An information security framework for reducing information security costs and sustaining information security culture

Abstract

As the velocity and volume of data breaches increases, information security is a cornerstone to the sustainability of business functionality in organisations. The focus of traditional information security has been to address concerns through the implementation of technology. Nonetheless, the profound catalyst behind data breaches often stems from the influence of individuals on information security, necessitating human involvement to bolster the intricate array of information security technologies. Elevating the information security culture among staff members should stand as a pivotal impetus in tandem with the enhancement of information security technology. This leads to a greater need to focus on sociological solutions with lesser emphasis on technological solutions. This research aims to concentrate on mitigating the risks associated with information security breaches through the enhancement of information security culture, while decreasing the overall expenses tied to managing information security within organisations.

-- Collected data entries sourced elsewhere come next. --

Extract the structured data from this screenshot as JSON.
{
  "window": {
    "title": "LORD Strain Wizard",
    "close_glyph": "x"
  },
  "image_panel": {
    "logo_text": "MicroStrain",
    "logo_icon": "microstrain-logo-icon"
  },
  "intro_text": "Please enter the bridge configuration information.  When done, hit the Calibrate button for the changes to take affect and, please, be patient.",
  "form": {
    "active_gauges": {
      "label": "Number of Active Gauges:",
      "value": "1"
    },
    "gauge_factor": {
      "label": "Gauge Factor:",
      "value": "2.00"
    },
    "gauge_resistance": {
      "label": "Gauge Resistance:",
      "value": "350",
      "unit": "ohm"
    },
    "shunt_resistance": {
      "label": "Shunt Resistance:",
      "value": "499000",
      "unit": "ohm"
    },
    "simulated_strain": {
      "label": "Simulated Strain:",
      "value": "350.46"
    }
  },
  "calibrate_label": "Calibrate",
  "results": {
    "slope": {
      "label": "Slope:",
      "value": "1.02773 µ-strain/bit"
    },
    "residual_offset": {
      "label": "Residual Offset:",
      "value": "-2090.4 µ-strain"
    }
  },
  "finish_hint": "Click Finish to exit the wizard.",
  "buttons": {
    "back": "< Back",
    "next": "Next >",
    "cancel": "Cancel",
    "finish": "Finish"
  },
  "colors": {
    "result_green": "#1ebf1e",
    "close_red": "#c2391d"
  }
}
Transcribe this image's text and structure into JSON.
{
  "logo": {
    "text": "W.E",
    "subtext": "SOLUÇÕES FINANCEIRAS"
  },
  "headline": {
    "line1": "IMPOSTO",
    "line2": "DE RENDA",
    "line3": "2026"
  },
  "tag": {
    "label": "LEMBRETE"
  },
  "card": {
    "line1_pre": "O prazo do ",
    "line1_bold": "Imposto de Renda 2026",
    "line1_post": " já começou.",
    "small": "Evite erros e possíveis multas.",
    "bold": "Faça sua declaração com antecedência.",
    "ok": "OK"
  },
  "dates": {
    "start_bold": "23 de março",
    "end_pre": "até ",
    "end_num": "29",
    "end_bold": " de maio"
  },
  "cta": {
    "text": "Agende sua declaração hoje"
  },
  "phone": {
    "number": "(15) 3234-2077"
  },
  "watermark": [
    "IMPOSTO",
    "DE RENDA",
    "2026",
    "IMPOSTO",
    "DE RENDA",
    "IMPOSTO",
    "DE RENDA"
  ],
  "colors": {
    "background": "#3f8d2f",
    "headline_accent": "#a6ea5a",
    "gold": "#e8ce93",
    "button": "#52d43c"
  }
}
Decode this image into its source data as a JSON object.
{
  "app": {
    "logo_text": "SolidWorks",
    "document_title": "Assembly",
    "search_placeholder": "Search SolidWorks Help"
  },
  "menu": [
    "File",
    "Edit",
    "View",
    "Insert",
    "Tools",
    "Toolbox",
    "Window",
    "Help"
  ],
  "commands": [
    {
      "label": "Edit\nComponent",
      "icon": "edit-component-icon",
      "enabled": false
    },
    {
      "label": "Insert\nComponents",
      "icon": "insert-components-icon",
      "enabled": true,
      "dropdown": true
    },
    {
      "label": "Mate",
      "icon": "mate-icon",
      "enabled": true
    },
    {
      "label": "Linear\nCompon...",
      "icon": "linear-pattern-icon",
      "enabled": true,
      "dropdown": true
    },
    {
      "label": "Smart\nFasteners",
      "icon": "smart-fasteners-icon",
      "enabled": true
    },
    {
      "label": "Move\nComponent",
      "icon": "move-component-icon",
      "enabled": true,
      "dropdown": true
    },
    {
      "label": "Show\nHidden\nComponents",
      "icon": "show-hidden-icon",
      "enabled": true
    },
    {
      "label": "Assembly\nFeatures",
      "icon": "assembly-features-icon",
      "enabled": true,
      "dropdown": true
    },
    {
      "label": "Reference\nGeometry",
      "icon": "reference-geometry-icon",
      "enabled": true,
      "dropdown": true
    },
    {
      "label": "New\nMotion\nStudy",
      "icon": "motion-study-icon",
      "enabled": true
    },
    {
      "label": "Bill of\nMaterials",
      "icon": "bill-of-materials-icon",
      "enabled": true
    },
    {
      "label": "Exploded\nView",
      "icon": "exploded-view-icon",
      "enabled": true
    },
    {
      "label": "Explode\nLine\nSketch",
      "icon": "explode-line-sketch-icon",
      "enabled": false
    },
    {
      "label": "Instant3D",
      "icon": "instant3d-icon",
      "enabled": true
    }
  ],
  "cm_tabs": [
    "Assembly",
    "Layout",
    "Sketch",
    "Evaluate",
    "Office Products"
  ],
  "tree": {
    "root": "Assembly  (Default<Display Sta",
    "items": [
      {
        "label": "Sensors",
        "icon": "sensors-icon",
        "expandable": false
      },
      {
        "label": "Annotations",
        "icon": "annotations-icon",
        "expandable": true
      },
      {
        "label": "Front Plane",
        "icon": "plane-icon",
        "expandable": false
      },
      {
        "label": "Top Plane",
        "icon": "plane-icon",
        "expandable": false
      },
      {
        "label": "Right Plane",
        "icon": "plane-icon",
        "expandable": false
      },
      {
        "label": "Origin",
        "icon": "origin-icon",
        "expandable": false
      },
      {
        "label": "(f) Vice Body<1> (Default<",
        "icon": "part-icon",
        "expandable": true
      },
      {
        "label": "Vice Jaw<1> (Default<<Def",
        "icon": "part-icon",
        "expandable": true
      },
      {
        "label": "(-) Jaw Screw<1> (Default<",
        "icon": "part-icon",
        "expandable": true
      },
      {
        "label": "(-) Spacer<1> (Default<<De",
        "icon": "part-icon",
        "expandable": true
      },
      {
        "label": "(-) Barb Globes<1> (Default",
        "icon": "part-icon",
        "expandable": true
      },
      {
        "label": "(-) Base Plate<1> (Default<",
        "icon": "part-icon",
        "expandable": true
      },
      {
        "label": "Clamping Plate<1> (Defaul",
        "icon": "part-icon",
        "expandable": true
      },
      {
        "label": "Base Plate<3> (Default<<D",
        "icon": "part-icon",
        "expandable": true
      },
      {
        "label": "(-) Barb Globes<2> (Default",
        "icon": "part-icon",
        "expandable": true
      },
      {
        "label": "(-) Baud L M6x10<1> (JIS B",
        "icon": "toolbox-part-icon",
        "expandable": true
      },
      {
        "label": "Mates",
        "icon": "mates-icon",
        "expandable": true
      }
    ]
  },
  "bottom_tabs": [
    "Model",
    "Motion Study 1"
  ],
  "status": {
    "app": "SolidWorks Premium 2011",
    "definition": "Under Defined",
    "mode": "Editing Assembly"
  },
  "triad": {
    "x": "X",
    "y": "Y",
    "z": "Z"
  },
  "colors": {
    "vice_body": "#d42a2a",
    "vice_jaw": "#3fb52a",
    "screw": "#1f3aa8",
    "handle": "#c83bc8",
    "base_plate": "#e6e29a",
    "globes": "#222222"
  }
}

The study was conducted using Design Science Research Methodology (DSRM), wherein artefacts, including three models, a framework and a supporting evaluation tool were developed. Through the DSRM process, these artefacts were evaluated, tested and iteratively improved. The results obtained from the assessments of the framework and tool demonstrated their efficacy in enabling organisations to derive value by assessing their security posture, prioritising cost-reduction endeavours, and formulating strategies to enhance information security culture. The practical significance of this research lies in the fact that the developed framework and tool offer a streamlined and comprehensive approach to appraising an organisation's information security status, particularly emphasising nontechnical aspects for improvement. What sets these artefacts apart is their unique integration of elements that emphasise the human impact on information security, aligning with both cost-reduction goals and the enhancement of security assessment within an organisation. Through testing, second iterations of the framework and tool were designed along with a web-based application for using the framework. Information was also gathered to be able to determine a roadmap to further improve the framework and tool over time.